Soyez tranquilles et ne vous faites pas de mauvais sang (terme de poilus)
Ne vous frappez pas.
Je termine en vous embrassant tous bien fort, votre fils
28 février 1915 :
Prépare sa permission de dimanche dans sa famille à Tournus, avec son copain CHAROLAIS. Demande de préparer son vélo pour faire l’aller-retour (Chalon Tournus, environ 30 km).
13 mars 1915 :
S’est blessée un doigt en sautant dans une tranchée pendant un exercice.
14 avril 1915. Caserne Carnot.
Je suis équipé depuis hier, tout à neuf sauf la capote et le bourgeron bleu ainsi que la culotte rouge qui sont usagés, mais en bon état.
NDLR : Il est stupéfiant qu’on fournisse encore des culottes rouges !
Les culottes rouge garance faisaient partie de l’uniforme réglementaire de l’armée française en 1914, en dotation depuis 1829, très visibles, et qui auraient été responsables de nombreux tués lors de la première année de guerre. C’est du moins la théorie admise par la plupart des auteurs ou historiens de cette période ; en fait, cette théorie est probablement fausse : en effet, les soldats français portaient une grande veste bleu, qui recouvrait les jambes jusqu’aux genoux et masquait donc une grande partie de ce pantalon rouge ; par ailleurs, et c’est l’argument à mon sens le plus fort, les soldats allemands qui portaient des uniformes beaucoup moins voyants (vert-gris) ont eu un nombre de tués équivalent, pendant cette période de début de la guerre.
Il faut savoir que 40% des morts français de la grande guerre sont tombés pendant les 5 premiers mois du conflit. 70% furent tués par éclats d’obus ou balles de mitrailleuse (action à longue distance) et bien plus rarement par balles, tirées de fusils individuel (action à courte distance), ce qui contredit encore la thèse de la responsabilité du pantalon rouge.
16 avril 1915 :
Toujours au camp de Chalon caserne Carnot. Je vois des camarades partir pour le front.

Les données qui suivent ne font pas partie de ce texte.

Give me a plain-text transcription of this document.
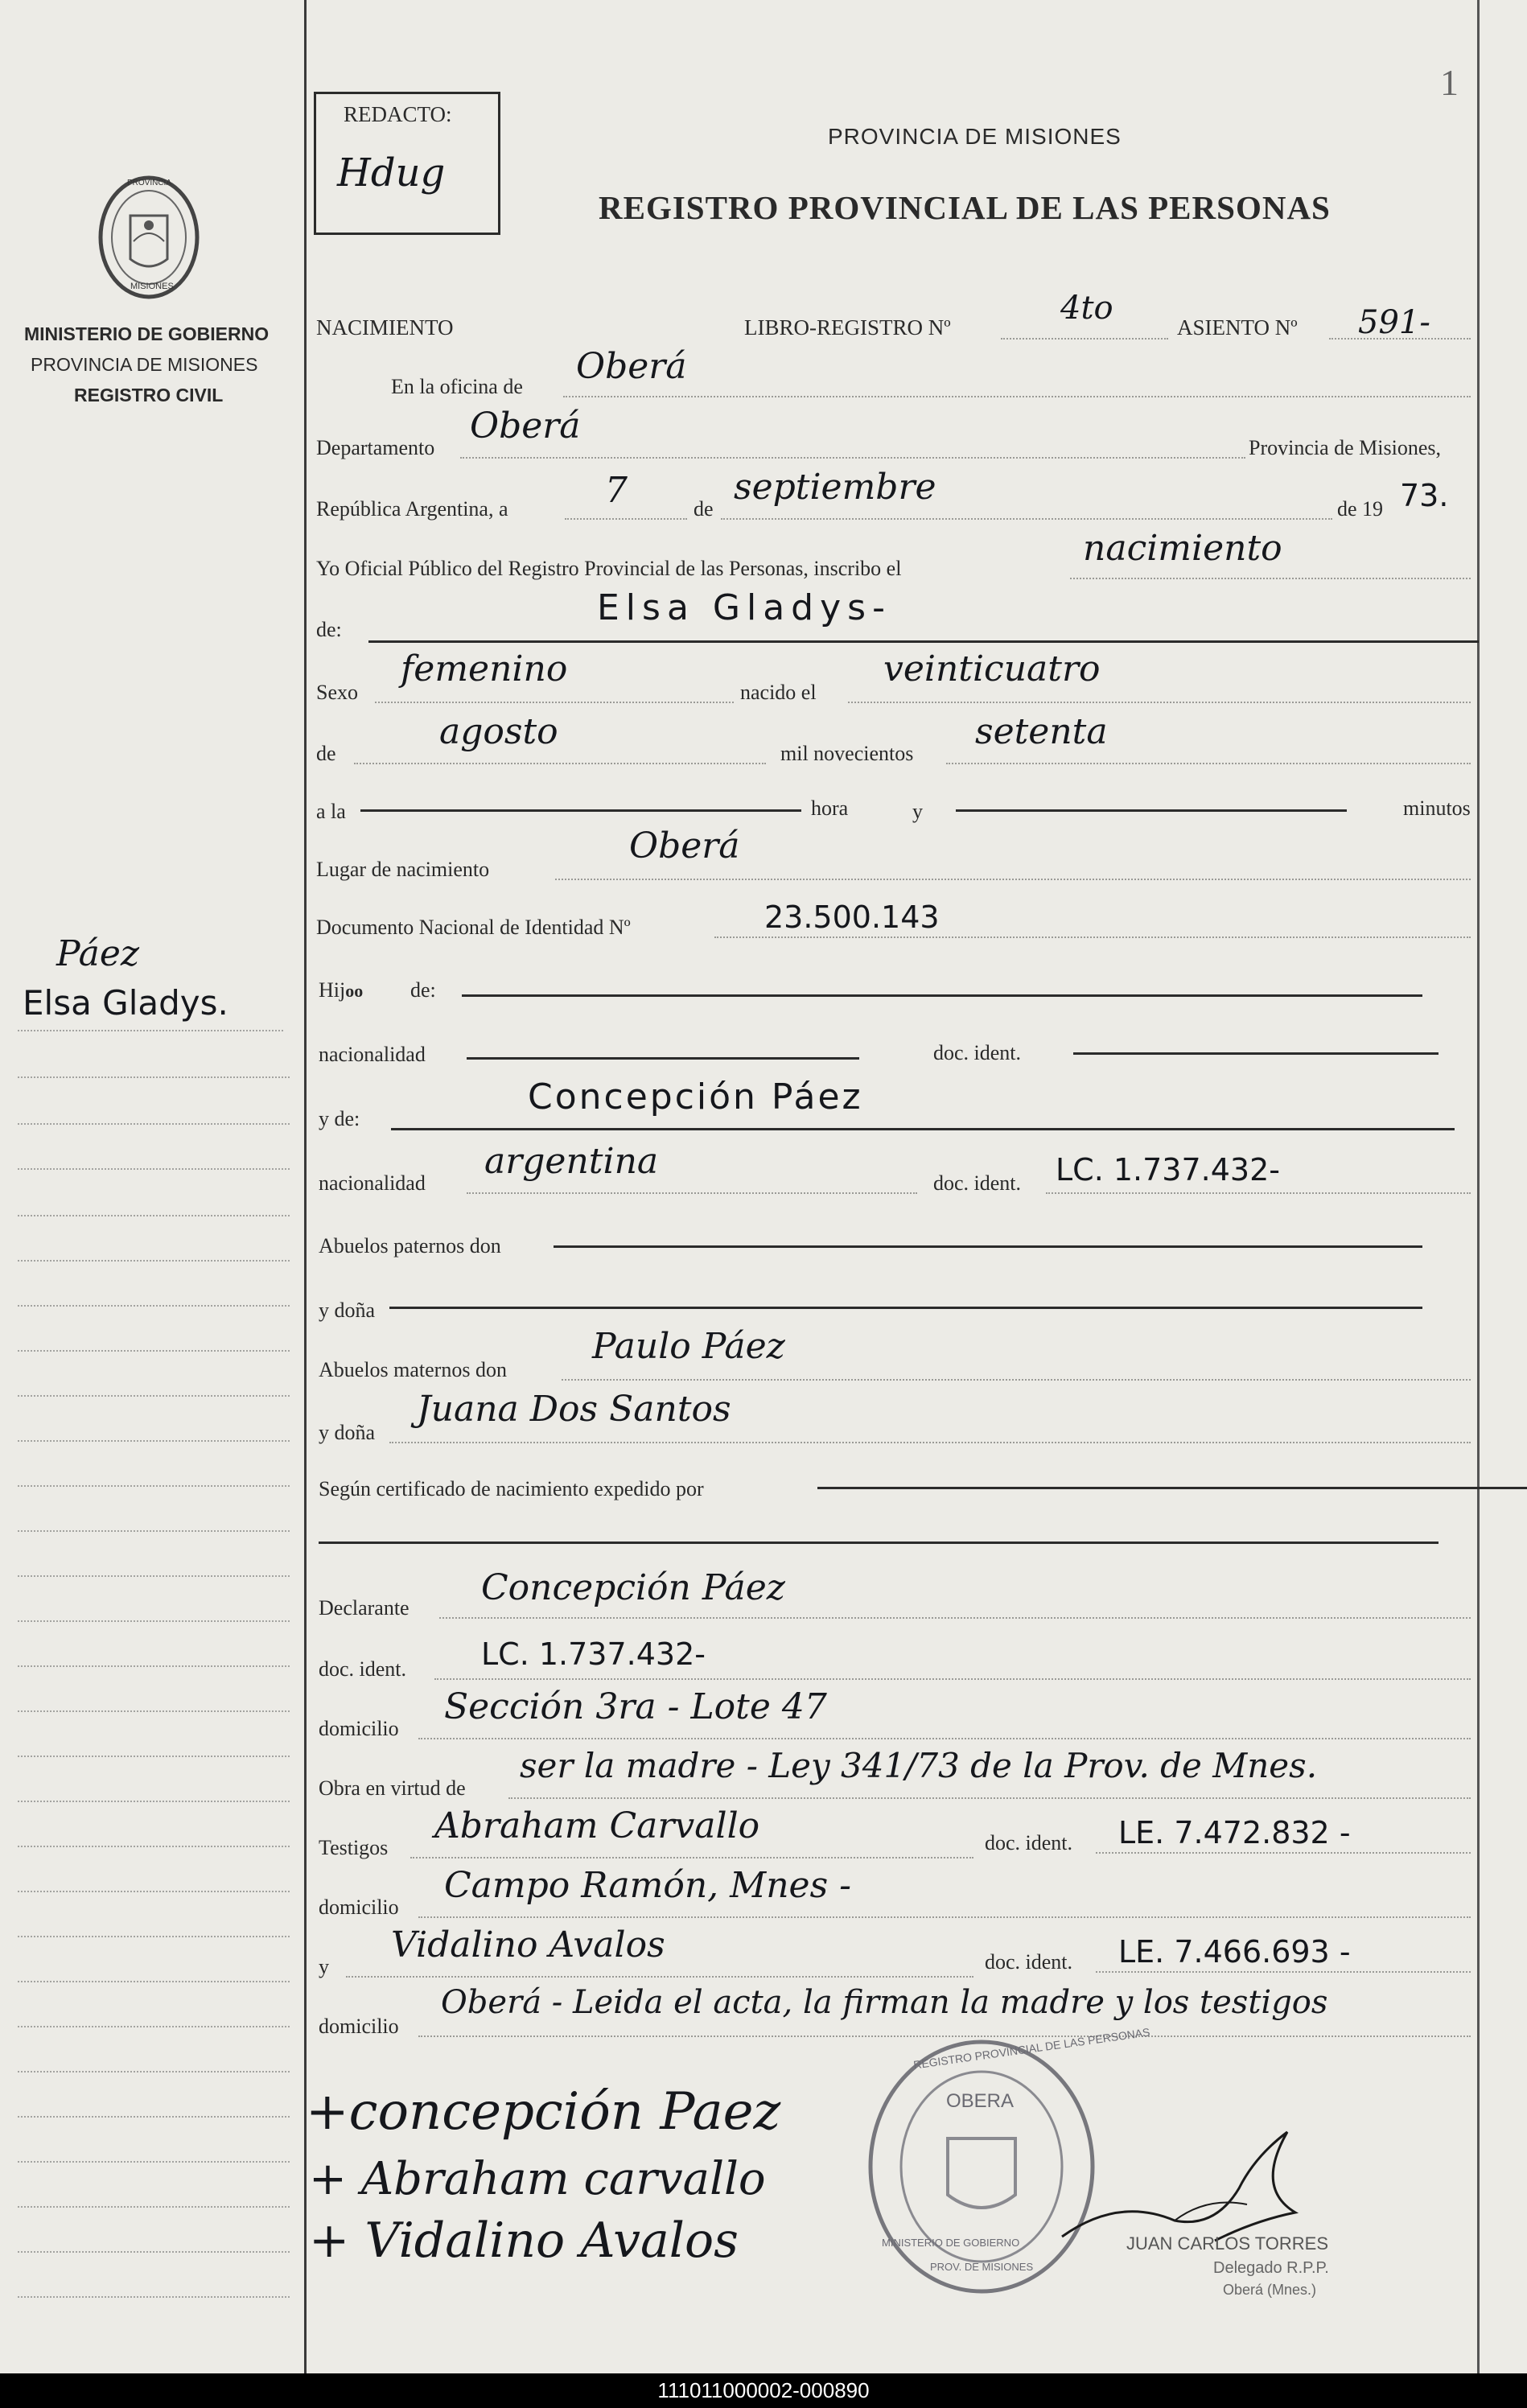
1
REDACTO:
Hdug
PROVINCIA DE MISIONES
REGISTRO PROVINCIAL DE LAS PERSONAS
PROVINCIA
MISIONES
MINISTERIO DE GOBIERNO
PROVINCIA DE MISIONES
REGISTRO CIVIL
Páez
Elsa Gladys.
NACIMIENTO	LIBRO-REGISTRO Nº
4to
ASIENTO Nº 591-
En la oficina de Oberá
Departamento
Oberá
Provincia de Misiones,
República Argentina, a	7	de
septiembre
de 19 73.
Yo Oficial Público del Registro Provincial de las Personas, inscribo el	nacimiento
de:
Elsa Gladys-
Sexo
femenino
nacido el
veinticuatro
de
agosto
mil novecientos
setenta
a la	hora	y	minutos
Lugar de nacimiento
Oberá
Documento Nacional de Identidad Nº	23.500.143
Hijoo de:
nacionalidad	doc. ident.
y de:
Concepción Páez
nacionalidad
argentina
doc. ident. LC. 1.737.432-
Abuelos paternos don
y doña
Abuelos maternos don
Paulo Páez
y doña
Juana Dos Santos
Según certificado de nacimiento expedido por
Declarante Concepción Páez
doc. ident. LC. 1.737.432-
domicilio
Sección 3ra - Lote 47
Obra en virtud de
ser la madre - Ley 341/73 de la Prov. de Mnes.
Testigos
Abraham Carvallo	doc. ident. LE. 7.472.832 -
domicilio
Campo Ramón, Mnes -
y
Vidalino Avalos	doc. ident. LE. 7.466.693 -
domicilio
Oberá - Leida el acta, la firman la madre y los testigos
+concepción Paez
+ Abraham carvallo
+ Vidalino Avalos
REGISTRO PROVINCIAL DE LAS PERSONAS
OBERA
MINISTERIO DE GOBIERNO
PROV. DE MISIONES
JUAN CARLOS TORRES
Delegado R.P.P.
Oberá (Mnes.)
111011000002-000890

Probable petite inquiétude toujours masquée par le « ne vous faites pas de bile pour moi »
19 avril 1915 :
Consignés dans leur chambrée ; vie de chambrée : accordéon, bataille de polochons. Exercice physique : sauts de murs etc.…
21 avril 1915 :
Toujours les exercices épuisants de sauts de murs. Il n’y a que les malades qui se portent bien car ils ne font pas d’exercice ; la fatigue des jambes n’est rien, mais c’est le ventre, on se le tient tous, on dirait qu’on a reçu un coup de baïonnette et qu’on empêche les intestins de sortir. Ce soir, on est gâté car nous venons de toucher la paye : quatre sous et un paquet de tabac pour sept jours…
25 avril 1915 : Première manœuvres avec le fusil
26 avril 1915 :
Vaccination contre la typhoïde : je pensais pouvoir sortir en ville mais comme ils piquent derrière l’épaule je ne peux presque plus remuer le bras gauche.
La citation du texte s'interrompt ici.